Представьте себе, например, обложку романа Ричарда Марша «Жук», одного из британских бестселлеров 1890-х годов, чьи продажи поначалу превосходили «Дракулу» Брэма Стокера. Для карманного издания 1959 года художник придумал изобразить на ней гигантского черного с зеленым отливом жука на мрачном чернильном фоне. Он покушается на беспомощно лежащую женщину. Жуткое зрелище. Главный вопрос, связанный с новым статусом монстров, заключался в том, могут ли они угрожать не только главным героям произведения, но и всему миру. Даже более прямолинейно: может ли жук угрожать всему человечеству? Для эпохи Мэри Шелли и Гоголя этот вопрос не имеет смысла. Как может какое-то одно чудище угрожать всей человеческой цивилизации? В литературе ничего такого не было. Правда, помните, во «Франкенштейне» есть намек на эту проблему. Если бы существо получило от Виктора Франкенштейна супругу, то народились бы маленькие «франкенштейнички», которые могли бы постепенно создать свои поселения по окраинам континентов и в итоге вытеснить людей. Но это лишь гипотетическая угроза, никакого реального размножения монстра в романе мы не видим. До начала XX века готическая литература не знала таких нашествий. Даже в романе Ричарда Марша жук возникает в единственном экземпляре, а не целой стаей. Он материализуется в Лондоне и угрожает только его жителям, а не всему миру. На самом деле даже Дракула в романе Стокера был более опасен для человечества, чем этот страшный жук. Огромное полчище насекомоподобных монстров будет угрожать миру лишь в XX веке, например в фильмах «Мутанты» (1997) или «Атака пауков» (2002).
Обложка первого издания романа Ричарда Марша «Жук».
Прекрасная дева и чудовище на рисунке финского художника Аксели Галлен-Каллелы. 1906 г.
Тем не менее в XIX веке что-то в монстрах все-таки меняется. Попробуем рассмотреть под микроскопом, какая именно трансформация произошла, почему монстры стали более опасны для жизни людей и все чаще начали релоцироваться с далеких окраин в самое сердце европейских столиц. Британия – неоспоримый лидер по количеству монстров в литературе. Почему так? Эти и другие проблемы можно свести к трем основным вопросам:
Таким образом, на этот раз в центре нашего разговора будет не один монстр, а целое созвездие известных чудовищ конца XIX века. Посмотрим, из чего они сделаны и в каком контексте возникали.

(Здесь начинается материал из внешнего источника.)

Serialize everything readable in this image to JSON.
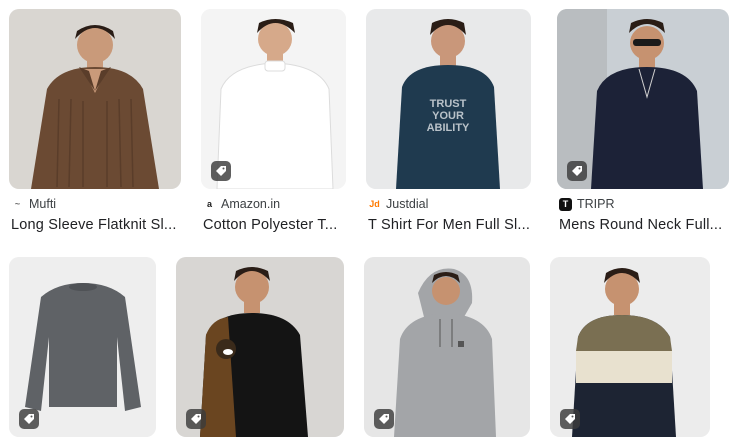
{
  "results": [
    {
      "source": "Mufti",
      "title": "Long Sleeve Flatknit Sl...",
      "logo": "mufti-wave-icon",
      "logo_text": "~",
      "logo_color": "#6d6d6d",
      "logo_bg": "#ffffff",
      "shirt_color": "#6b4a33",
      "bg_color": "#d9d6d1",
      "has_tag": false
    },
    {
      "source": "Amazon.in",
      "title": "Cotton Polyester T...",
      "logo": "amazon-icon",
      "logo_text": "a",
      "logo_color": "#1a1a1a",
      "logo_bg": "#ffffff",
      "shirt_color": "#f3f3f3",
      "bg_color": "#f4f4f4",
      "has_tag": true
    },
    {
      "source": "Justdial",
      "title": "T Shirt For Men Full Sl...",
      "logo": "justdial-icon",
      "logo_text": "Jd",
      "logo_color": "#ff7a00",
      "logo_bg": "#ffffff",
      "shirt_color": "#1f3a4f",
      "bg_color": "#e8e9ea",
      "has_tag": false,
      "shirt_text": "TRUST YOUR ABILITY"
    },
    {
      "source": "TRIPR",
      "title": "Mens Round Neck Full...",
      "logo": "tripr-icon",
      "logo_text": "T",
      "logo_color": "#ffffff",
      "logo_bg": "#111111",
      "shirt_color": "#1c2237",
      "bg_color": "#c9cfd4",
      "has_tag": true
    },
    {
      "source": "",
      "title": "",
      "shirt_color": "#5f6266",
      "bg_color": "#eeeeee",
      "has_tag": true
    },
    {
      "source": "",
      "title": "",
      "shirt_color": "#141414",
      "bg_color": "#d8d6d3",
      "has_tag": true
    },
    {
      "source": "",
      "title": "",
      "shirt_color": "#a3a5a8",
      "bg_color": "#e6e6e6",
      "has_tag": true
    },
    {
      "source": "",
      "title": "",
      "shirt_color": "#1d2433",
      "bg_color": "#ececec",
      "has_tag": true
    }
  ]
}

Начнем с первого вопроса. Что происходит с готикой? Конец XIX века – эпоха возрождения интереса к готическим романам. Напомню, их первая версия (так сказать, 1.0) появляется на рубеже XVIII и XIX веков. Спустя сто лет новая волна готических романов принесла версию 2.0. Что изменилось?
Давайте сначала разберемся, как мы воспринимаем готику и ужасы. Исследователи пришли к выводу, что у читателей и литературных персонажей есть три базовые реакции на вторжение необычных существ. Если их появление объясняется с рациональной точки зрения (сон, сумасшествие, алкогольное опьянение или воздействие опиума, как у Эдгара По), то речь идет о «сверхъестественном». Если герои романа, повести или рассказа признают (и мы с ними соглашаемся), что монстры действительно есть и это не подлежит ни малейшему сомнению, то тогда говорится о «чудесном». Если же в тексте дается двойная мотивировка (колебание между «сверхъестественным» и «чудесным»), то читатель имеет дело с подлинно «фантастическим». Непростая классификация, на самом деле.
Но если, вооружившись ею, посмотреть на конкретные произведения XIX века, то будет интересно. Мы увидим, что в первой трети столетия на литературной сцене доминируют скорее монстры, которые существуют в фантастическом режиме, то есть гораздо больше таких призраков, ведьм и чудовищ, которые то ли есть, то ли нет – все зависит от восприятия самих героев. Исключения – пожалуйста! Все уже разобранные в книге монстры – Мефистофель, Вий, создание Франкенштейна и вампир лорд Рутвен – как раз действительно существуют, с точки зрения повествователей этих историй. Поскольку они уверены в этом, то и нам, читателям, передается эта уверенность.